# Wondering if someone can identify or guess bloodline



## pitmommy2010 (Jul 29, 2010)

I have a 2yr old male red nose pit bull, know he;s full pit, you can tell by looking at him, we rescued him , so we have no history. i know the lines on my two other dogs, but need help identifying the other 2, lol. any guess would help, not that it;s really important, i just like to have as much info on my dogs as possible. thanks 


the other is my female, have no clue what she is ither, just guesses from someone smarter than me would be awesome!!!
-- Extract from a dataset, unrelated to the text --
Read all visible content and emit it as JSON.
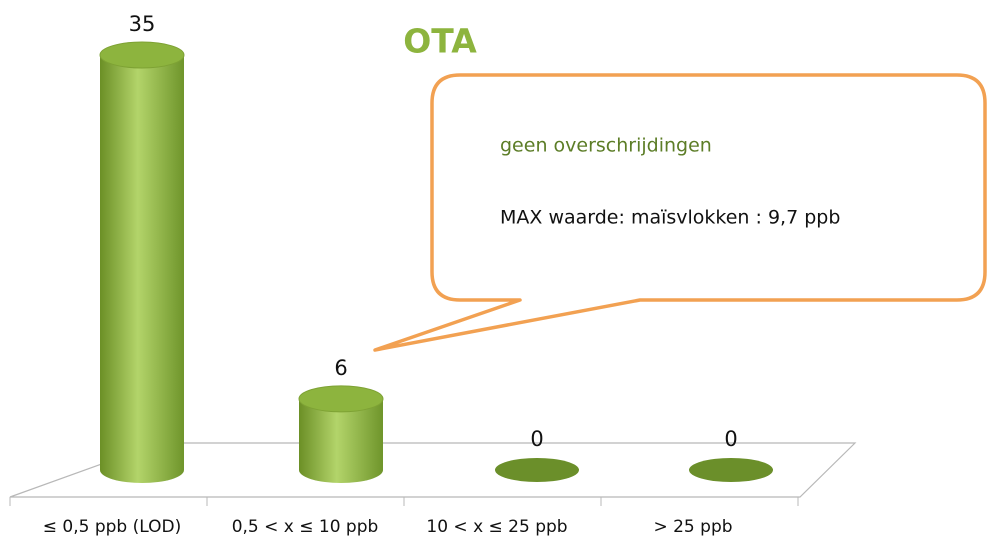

(the 2 i know are TNT/razors edge and full razor, and i dont really see that in the other 2)


----------



## gamer (Feb 1, 2010)

The first one looks like he is apbt/american bull dog to me.


----------



## Black Rabbit (Nov 14, 2009)

I agree his face looks like he's got some AB in there. His face looks a lot like my old AB Mack Truck. They are both gorgeous dogs. How much does the white one weigh?


----------



## pitmommy2010 (Jul 29, 2010)

he weighs 65, thats an older pic, he's alot thicker now


----------



## pitmommy2010 (Jul 29, 2010)

heres a pic of his head up close, i dont think he looks like an ab here, cuz i thought that too origanally, then as he got older he grew out of it, so tell me what you think of this one


----------